Fans and muggles alike would know Supreme, one of the ultimate streetwear brands every enthusiast probably owns. It sits at the top with Off-White and other brands. Each drop is hot—in layman’s terms, it gets sold out in a split second online and people actually line up for days to own anything Supreme. We can’t blame people if it can also be a really effective way to make money, fast. But Supreme’s reign may be at risk with the birth of Supreme Italia—a legal fake; a ripoff of a ripoff.
Supreme was born in New York. The brand’s father James Jebbia has built the brand up from ripping off designer brands and incorporating it with his own line of streetwear. This we know by watching Patriot Act with Hasan Minhaj on Netflix. In the Supreme episode, we have been enlightened by how much Supreme has fooled us into thinking they’re new and unique. Sure, Jebbia was smart enough to observe that skaters actually fuse cheap streetwear with designer goods. But it’s not so smart to imitate, appropriate, pay homage—whatever you call it—the work of Barbara Kruger, a propaganda artist. But this consumerist move is now being countered by the birth of ‘legal fake’, something that we would much rather call a movement.
“Having underestimated the Italian market, the brand won’t act until the legal fake will spread outside Italy, or until, in order to sell more, it will higher its standards in terms of fonts, logo, releases, etc.,” says Alessandro Altamore of Maison Group in an interview with NSS Magazine in an attempts to understand how a ‘legal fake’ like Supreme Italia came to be. But it seems as if this is happening too quickly. Supreme Italia is set to open its flagship store in Shanghai, China. After losing their case in Italy over the boxed logo and branding, Supreme may be looking at another case against the brand.
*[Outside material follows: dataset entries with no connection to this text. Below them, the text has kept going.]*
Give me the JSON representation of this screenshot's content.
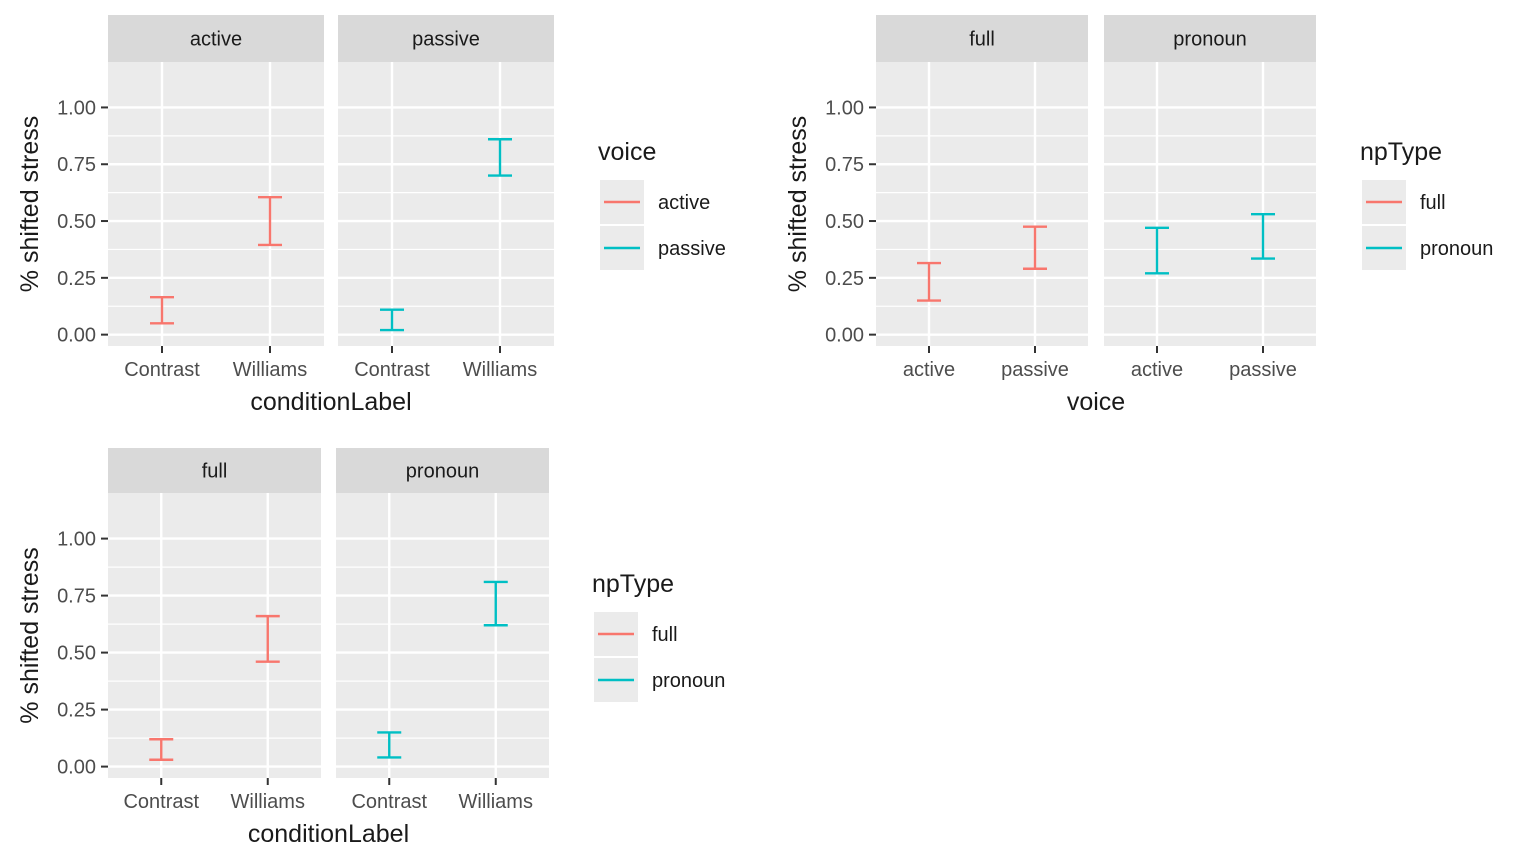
{
  "colors": {
    "red": "#F8766D",
    "teal": "#00BFC4",
    "panel_bg": "#EBEBEB",
    "strip_bg": "#D9D9D9",
    "grid": "#FFFFFF",
    "text": "#1A1A1A",
    "tick_text": "#4D4D4D"
  },
  "chart_data": [
    {
      "type": "errorbar",
      "ylabel": "% shifted stress",
      "xlabel": "conditionLabel",
      "ylim": [
        -0.05,
        1.2
      ],
      "yticks": [
        0.0,
        0.25,
        0.5,
        0.75,
        1.0
      ],
      "ytick_labels": [
        "0.00",
        "0.25",
        "0.50",
        "0.75",
        "1.00"
      ],
      "categories": [
        "Contrast",
        "Williams"
      ],
      "legend": {
        "title": "voice",
        "entries": [
          {
            "label": "active",
            "color": "#F8766D"
          },
          {
            "label": "passive",
            "color": "#00BFC4"
          }
        ]
      },
      "facets": [
        {
          "label": "active",
          "color": "#F8766D",
          "bars": [
            {
              "x": "Contrast",
              "ymin": 0.05,
              "ymax": 0.165
            },
            {
              "x": "Williams",
              "ymin": 0.395,
              "ymax": 0.605
            }
          ]
        },
        {
          "label": "passive",
          "color": "#00BFC4",
          "bars": [
            {
              "x": "Contrast",
              "ymin": 0.02,
              "ymax": 0.11
            },
            {
              "x": "Williams",
              "ymin": 0.7,
              "ymax": 0.86
            }
          ]
        }
      ]
    },
    {
      "type": "errorbar",
      "ylabel": "% shifted stress",
      "xlabel": "voice",
      "ylim": [
        -0.05,
        1.2
      ],
      "yticks": [
        0.0,
        0.25,
        0.5,
        0.75,
        1.0
      ],
      "ytick_labels": [
        "0.00",
        "0.25",
        "0.50",
        "0.75",
        "1.00"
      ],
      "categories": [
        "active",
        "passive"
      ],
      "legend": {
        "title": "npType",
        "entries": [
          {
            "label": "full",
            "color": "#F8766D"
          },
          {
            "label": "pronoun",
            "color": "#00BFC4"
          }
        ]
      },
      "facets": [
        {
          "label": "full",
          "color": "#F8766D",
          "bars": [
            {
              "x": "active",
              "ymin": 0.15,
              "ymax": 0.315
            },
            {
              "x": "passive",
              "ymin": 0.29,
              "ymax": 0.475
            }
          ]
        },
        {
          "label": "pronoun",
          "color": "#00BFC4",
          "bars": [
            {
              "x": "active",
              "ymin": 0.27,
              "ymax": 0.47
            },
            {
              "x": "passive",
              "ymin": 0.335,
              "ymax": 0.53
            }
          ]
        }
      ]
    },
    {
      "type": "errorbar",
      "ylabel": "% shifted stress",
      "xlabel": "conditionLabel",
      "ylim": [
        -0.05,
        1.2
      ],
      "yticks": [
        0.0,
        0.25,
        0.5,
        0.75,
        1.0
      ],
      "ytick_labels": [
        "0.00",
        "0.25",
        "0.50",
        "0.75",
        "1.00"
      ],
      "categories": [
        "Contrast",
        "Williams"
      ],
      "legend": {
        "title": "npType",
        "entries": [
          {
            "label": "full",
            "color": "#F8766D"
          },
          {
            "label": "pronoun",
            "color": "#00BFC4"
          }
        ]
      },
      "facets": [
        {
          "label": "full",
          "color": "#F8766D",
          "bars": [
            {
              "x": "Contrast",
              "ymin": 0.03,
              "ymax": 0.12
            },
            {
              "x": "Williams",
              "ymin": 0.46,
              "ymax": 0.66
            }
          ]
        },
        {
          "label": "pronoun",
          "color": "#00BFC4",
          "bars": [
            {
              "x": "Contrast",
              "ymin": 0.04,
              "ymax": 0.15
            },
            {
              "x": "Williams",
              "ymin": 0.62,
              "ymax": 0.81
            }
          ]
        }
      ]
    }
  ]
}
This isn’t something new for Supreme since they’ve already sued Leah McSweeney of Married to the Mob for producing products with ‘Supreme Bitch’ printed in the red boxed logo format. It seems like the legal department of Supreme is the busiest of all but they should probably be working on originality more, don’t you think?
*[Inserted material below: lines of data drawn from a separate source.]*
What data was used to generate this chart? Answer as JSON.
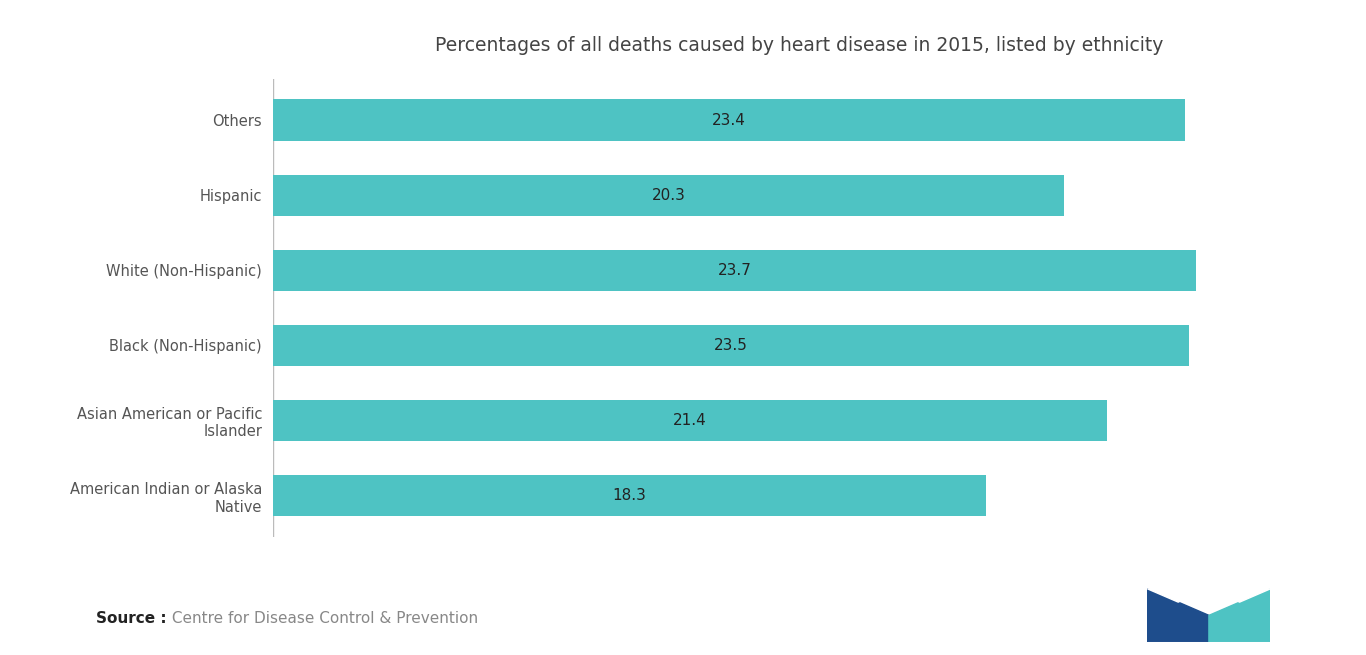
{
  "title": "Percentages of all deaths caused by heart disease in 2015, listed by ethnicity",
  "categories": [
    "American Indian or Alaska\nNative",
    "Asian American or Pacific\nIslander",
    "Black (Non-Hispanic)",
    "White (Non-Hispanic)",
    "Hispanic",
    "Others"
  ],
  "values": [
    18.3,
    21.4,
    23.5,
    23.7,
    20.3,
    23.4
  ],
  "bar_color": "#4EC3C3",
  "bar_height": 0.55,
  "xlim": [
    0,
    27
  ],
  "title_fontsize": 13.5,
  "label_fontsize": 10.5,
  "value_fontsize": 11,
  "source_bold": "Source :",
  "source_rest": " Centre for Disease Control & Prevention",
  "background_color": "#ffffff",
  "text_color": "#444444",
  "label_color": "#555555",
  "value_color": "#222222",
  "source_fontsize": 11,
  "vline_color": "#bbbbbb"
}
In the same interview with NSS Magazine, Valerio Ghisi of Stone Group said that “the Supreme Italia phenomenon is rooted within an increasingly large portion of ignorant and passive consumers. I’m talking about those who are influenced by any proposal without estimating its potential range, who are aware of a particular brand just because of its exposure, without digging deeper.” This is the truth about Supreme. In any random bazaar in the Philippines alone, we’ll see a bunch of Supreme knock-offs. Kids would wear them as they declare to follow the ‘hypebeast’ lifestyle. This is something Supreme didn’t really pay attention to.
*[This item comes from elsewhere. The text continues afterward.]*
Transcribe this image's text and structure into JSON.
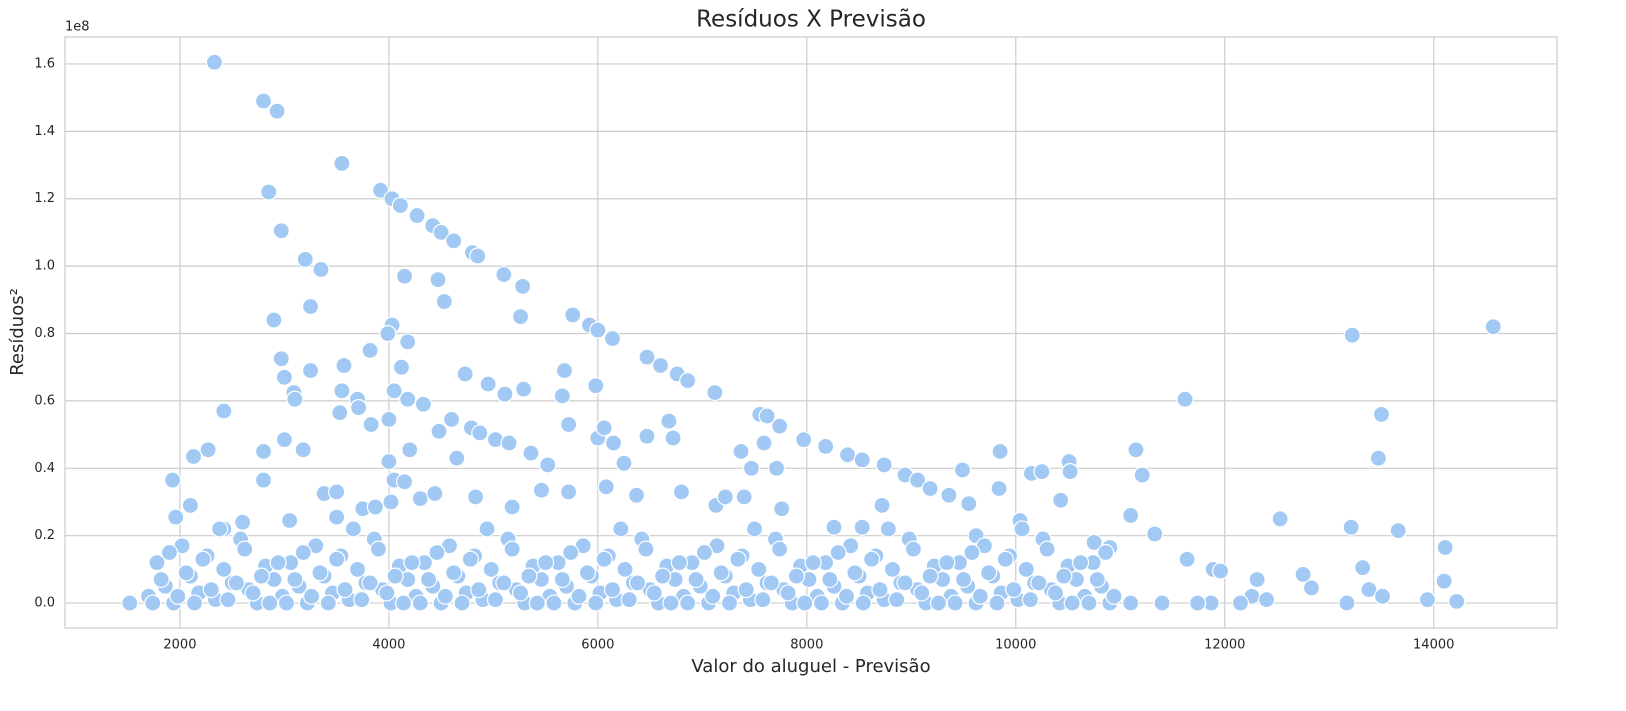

Consumers don’t really care what’s in the logo. As long as it’s red, boxed, printed on a shirt or hoodie, people will buy it—maybe even for the same price as the original ones. This makes us vulnerable in the battle for consumerism. We’re being played for a fool and the existence of ‘legal fakes’ give us the upper hand now. We’re no longer slaves of overpriced streetwear—not to mention the crowbars and bricks Supreme came up with. Supreme opened a can of worms in the streetwear industry. Being a ripoff from the beginning, they now face the consequences of being ripped off. “Making as much money as possible playing on misinformation and using another’s creativity is the only goal,” Ghisi adds. What will happen to Supreme Italia as it crosses oceans to open its flagship in China? Perhaps, a lawsuit. That’s what they do best after all.